A maternidade atípica tem desafios específicos e um olhar atento a problemas de saúde mental dessas mães é necessário
Joanna Cataldo* Publicado em 12/05/2024, às 06h00
“As pessoas dizem que eu tenho que controlar a minha ansiedade. Mas é impossível ficar bem mentalmente quando você tem preocupações reais”, diz Meiriellen Evangelista, historiadora, pedagoga e mãe do Nicholas, de 5 anos, que tem diagnóstico de TEA (Transtorno do Espectro Autista).
Ela conta que vive uma luta constante para dar um bom atendimento de saúde para o filho, conciliar o trabalho com a maternidade e garantir o bem-estar da criança apesar das dificuldades financeiras e dos preconceitos da sociedade. “Por ele ser uma pessoa preta e pobre, eu já me preocuparia com o que poderia acontecer com o meu filho mesmo que ele fosse neurotípico. Mas como ele é um indivíduo autista, ele está sempre vulnerável, principalmente por causa das dificuldades de comunicação que ele tem. Fico angustiada com o que pode acontecer quando ele crescer, for abordado por policiais e não conseguir se explicar para eles, por exemplo.”
Assim como Meiriellen, milhares de mães atípicas, como são chamadas as mulheres que têm filhos com autismo, costumam lidar no dia a dia com diversas preocupações, angústias e obstáculos, o que acaba tendo impactos na sua saúde mental.

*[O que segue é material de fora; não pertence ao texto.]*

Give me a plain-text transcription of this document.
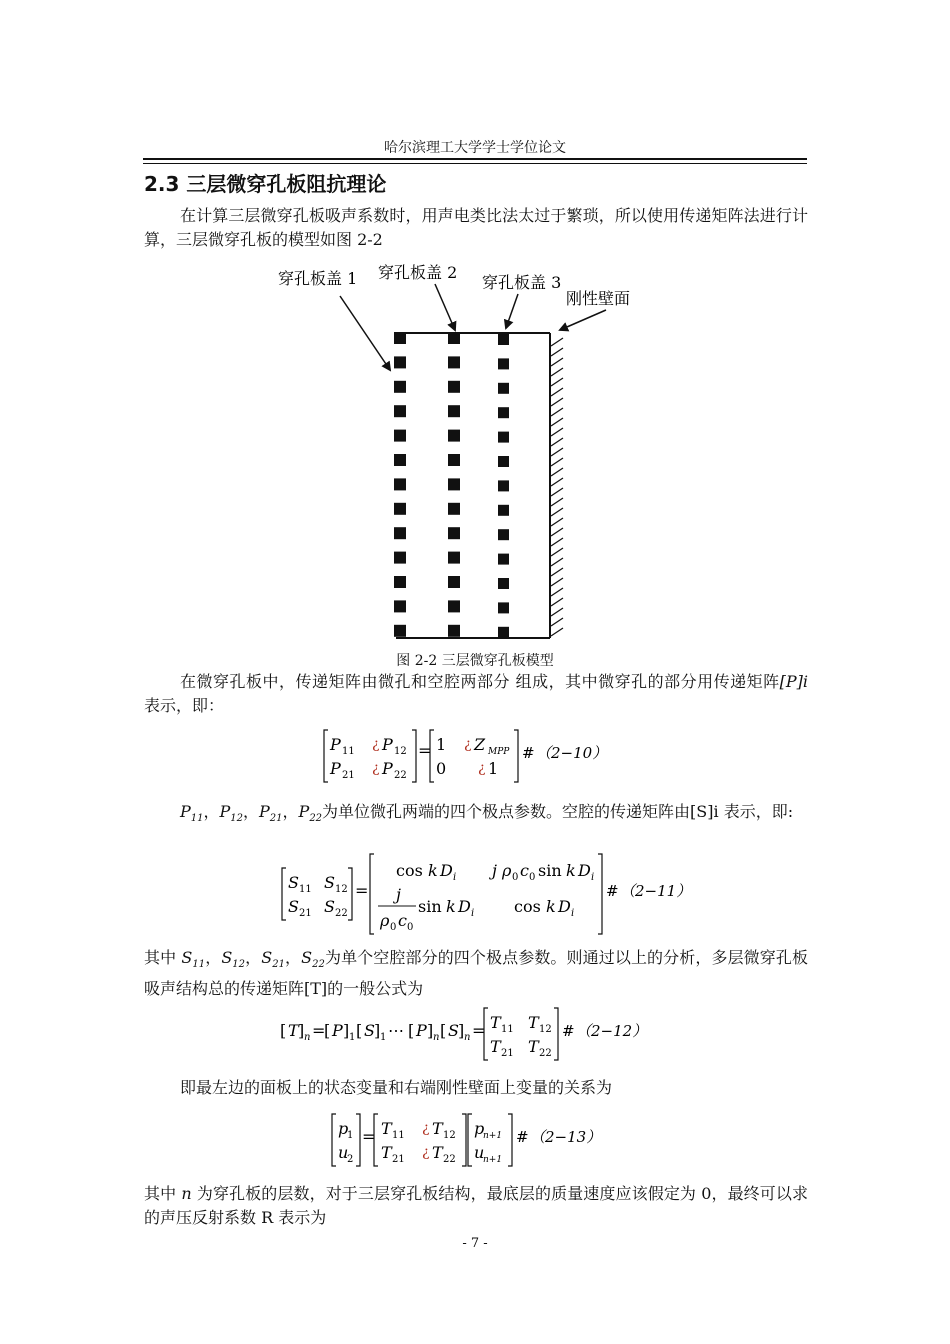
哈尔滨理工大学学士学位论文
2.3 三层微穿孔板阻抗理论
在计算三层微穿孔板吸声系数时，用声电类比法太过于繁琐，所以使用传递矩阵法进行计算，三层微穿孔板的模型如图 2-2
穿孔板盖 1 穿孔板盖 2
穿孔板盖 3
刚性壁面
图 2-2 三层微穿孔板模型
在微穿孔板中，传递矩阵由微孔和空腔两部分 组成，其中微穿孔的部分用传递矩阵[P]i 表示，即：
P 11 ¿ P 12
P 21 ¿ P 22
= 1 ¿ Z MPP
0 ¿ 1
# （2−10）
$P_{11}$，$P_{12}$，$P_{21}$，$P_{22}$为单位微孔两端的四个极点参数。空腔的传递矩阵由[S]i 表示，即:
S 11 S 12
S 21 S 22
=
cos k D i j ρ 0 c 0 sin k D i
j
ρ 0 c 0
sin k D i cos k D i
# （2−11）
其中 $S_{11}$，$S_{12}$，$S_{21}$，$S_{22}$为单个空腔部分的四个极点参数。则通过以上的分析，多层微穿孔板吸声结构总的传递矩阵[T]的一般公式为
[ T ] n =
[ P ] 1 [ S ] 1 ⋯ [ P ] n [ S ] n = T 11 T 12
T 21 T 22
# （2−12）
即最左边的面板上的状态变量和右端刚性壁面上变量的关系为
p
1
u
2
= T 11 ¿ T 12
T 21 ¿ T 22
p
n+1
u
n+1
# （2−13）
其中 n 为穿孔板的层数，对于三层穿孔板结构，最底层的质量速度应该假定为 0，最终可以求的声压反射系数 R 表示为
- 7 -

Segundo a pesquisa “Retratos do Autismo no Brasil”, feita pela Genial Care, uma rede de cuidado para a saúde atípica, em parceria com a Tismoo.me, empresa de saúde para pessoas autistas, as principais dificuldades enfrentadas pelos cuidadores de indivíduos com o transtorno incluem não sentir segurança em relação ao futuro dos filhos, ter que lidar com os custos financeiros dos tratamentos e não ter tempo para descansar ou cuidar de si mesmos. Os problemas foram relatados por, respectivamente, 79%, 73% e 68% dos entrevistados.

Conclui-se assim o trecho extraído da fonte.